25 YEARS AGO: A mother of a teen-age son says gang activity must be stymied in the Twin Cities before it gets out of control, but law enforcement officials believe that recent violent episodes are the result of a few delinquent teens. The Marinette woman said her son is involved in a gang. She said there are at least two gangs in the area that she is aware of and many parents may not even realize such problems exist. “Most parents don’t even know their kids are involved,” she said. “People are not taking it seriously, but they had better start.” Lt. Jeff Skorik of the Marinette Police Department said the authorities take the problem of teen violence seriously, adding that the word “gang” is too harsh of a word for what is happening here. “We have had in the last several weeks an increase in violent crimes involving juveniles,” Skorik said. “What you have are groups of kids who have hung together for a long time. We’re aware that some juveniles are telling other juveniles that they are gang-affiliated.” Skorik said a parent definitely should be concerned if a child says he or she is in a gang. He said there are professionals in the area, such as counselors, who are experts in this type of behavior. There have been three recent incidents of teen violence in Marinette, including a serious stabbing and an attack with a chain. The woman says the episodes are definitely gang-related. 

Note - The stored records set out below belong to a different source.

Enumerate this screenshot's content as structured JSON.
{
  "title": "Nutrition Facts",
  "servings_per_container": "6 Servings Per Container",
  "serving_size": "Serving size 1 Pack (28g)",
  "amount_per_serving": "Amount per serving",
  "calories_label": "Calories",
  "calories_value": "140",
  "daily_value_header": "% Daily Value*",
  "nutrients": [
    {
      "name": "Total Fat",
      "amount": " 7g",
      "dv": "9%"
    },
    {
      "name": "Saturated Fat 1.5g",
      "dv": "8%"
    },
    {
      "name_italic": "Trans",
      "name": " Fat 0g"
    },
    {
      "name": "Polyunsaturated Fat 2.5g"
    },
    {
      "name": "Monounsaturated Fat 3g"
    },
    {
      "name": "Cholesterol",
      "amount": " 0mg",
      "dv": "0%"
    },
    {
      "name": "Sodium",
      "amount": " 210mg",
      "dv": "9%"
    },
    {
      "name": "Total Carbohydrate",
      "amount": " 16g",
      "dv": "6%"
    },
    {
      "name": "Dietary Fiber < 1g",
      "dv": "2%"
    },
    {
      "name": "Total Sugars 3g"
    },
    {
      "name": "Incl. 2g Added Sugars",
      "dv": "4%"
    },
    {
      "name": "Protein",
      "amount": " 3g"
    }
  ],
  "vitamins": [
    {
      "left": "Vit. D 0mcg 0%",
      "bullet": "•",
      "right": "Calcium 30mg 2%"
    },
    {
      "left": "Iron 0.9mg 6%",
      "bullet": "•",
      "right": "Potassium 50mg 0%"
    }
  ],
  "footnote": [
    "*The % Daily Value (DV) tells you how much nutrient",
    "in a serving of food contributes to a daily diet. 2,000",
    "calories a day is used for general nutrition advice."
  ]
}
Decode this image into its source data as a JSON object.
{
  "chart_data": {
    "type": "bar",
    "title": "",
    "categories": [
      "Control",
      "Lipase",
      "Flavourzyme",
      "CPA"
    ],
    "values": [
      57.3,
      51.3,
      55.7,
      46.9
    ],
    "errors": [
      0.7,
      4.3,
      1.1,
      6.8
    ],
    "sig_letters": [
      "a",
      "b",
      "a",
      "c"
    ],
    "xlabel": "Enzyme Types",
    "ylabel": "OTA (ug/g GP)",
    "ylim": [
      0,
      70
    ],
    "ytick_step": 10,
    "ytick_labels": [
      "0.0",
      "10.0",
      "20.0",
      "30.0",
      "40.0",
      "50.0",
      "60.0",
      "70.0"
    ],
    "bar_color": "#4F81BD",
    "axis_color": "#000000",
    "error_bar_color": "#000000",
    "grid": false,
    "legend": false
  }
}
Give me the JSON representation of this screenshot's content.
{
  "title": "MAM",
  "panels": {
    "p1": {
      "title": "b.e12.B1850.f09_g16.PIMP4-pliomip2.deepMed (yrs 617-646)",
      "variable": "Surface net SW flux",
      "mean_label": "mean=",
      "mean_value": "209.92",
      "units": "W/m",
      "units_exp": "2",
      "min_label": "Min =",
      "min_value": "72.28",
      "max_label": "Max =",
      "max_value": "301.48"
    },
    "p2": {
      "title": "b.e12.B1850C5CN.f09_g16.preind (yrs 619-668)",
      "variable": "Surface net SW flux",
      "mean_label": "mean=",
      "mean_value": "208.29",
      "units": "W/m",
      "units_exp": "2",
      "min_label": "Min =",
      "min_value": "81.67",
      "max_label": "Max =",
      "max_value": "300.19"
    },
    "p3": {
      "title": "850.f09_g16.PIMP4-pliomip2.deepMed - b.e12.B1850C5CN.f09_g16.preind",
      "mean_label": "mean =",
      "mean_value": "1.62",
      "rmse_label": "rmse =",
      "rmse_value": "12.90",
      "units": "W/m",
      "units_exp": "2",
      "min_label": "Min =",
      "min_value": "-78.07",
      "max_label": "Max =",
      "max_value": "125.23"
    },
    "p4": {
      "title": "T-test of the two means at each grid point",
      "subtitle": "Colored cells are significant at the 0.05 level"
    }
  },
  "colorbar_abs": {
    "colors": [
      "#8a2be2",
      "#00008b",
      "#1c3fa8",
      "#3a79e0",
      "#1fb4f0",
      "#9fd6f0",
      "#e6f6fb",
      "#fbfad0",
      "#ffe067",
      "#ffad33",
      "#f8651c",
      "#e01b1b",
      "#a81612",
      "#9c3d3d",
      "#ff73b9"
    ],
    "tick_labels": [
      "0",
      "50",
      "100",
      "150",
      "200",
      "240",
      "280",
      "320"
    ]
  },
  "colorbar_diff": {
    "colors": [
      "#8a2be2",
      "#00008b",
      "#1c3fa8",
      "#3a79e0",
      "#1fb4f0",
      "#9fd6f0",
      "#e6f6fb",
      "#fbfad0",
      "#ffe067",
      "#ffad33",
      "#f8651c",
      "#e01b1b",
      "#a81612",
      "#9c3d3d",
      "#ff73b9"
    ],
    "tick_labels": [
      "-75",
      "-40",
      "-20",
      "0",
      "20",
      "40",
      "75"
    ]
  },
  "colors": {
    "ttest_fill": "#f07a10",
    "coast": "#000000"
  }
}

FIVE YEARS AGO: Anthony Pieper’s spectacular Wausaukee High School basketball career began in an old gym that has since been torn down. His legacy will last forever. Pieper is a 2013 Wisconsin Basketball Coaches Association Hall of Fame inductee. He will be among 12 players to be inducted at a ceremony Oct. 5 at Chula Vista Resort. More than 20 years after Pieper led the Rangers to the 1993 Division 4 state championship, he remains at the top as Wisconsin’s all-time leading scorer with 3,391 career points. Pieper started every game in his high school career. As a freshman, he averaged 18.6 points per game. He averaged 28.8 ppg as a sophomore for a Ranger team that advanced to the state semifinals. He scored 41.2 ppg as a junior and 39.9 ppg as a senior. Pieper holds the state’s single-season scoring record with 1,063 points as a senior. Pieper was born into a basketball family. His father, Gene, was a longtime coach at Wausaukee and later in Florida, where he has retired. His mother, Susan, also coached. Older brother Phil scored more than 1,000 points at Wausaukee and played at UW-Oshkosh. Older sister Anne also scored more than 1,000 points at Wausaukee and played at UW-Milwaukee.Together, the three siblings combined for more than 6,400 points in high school.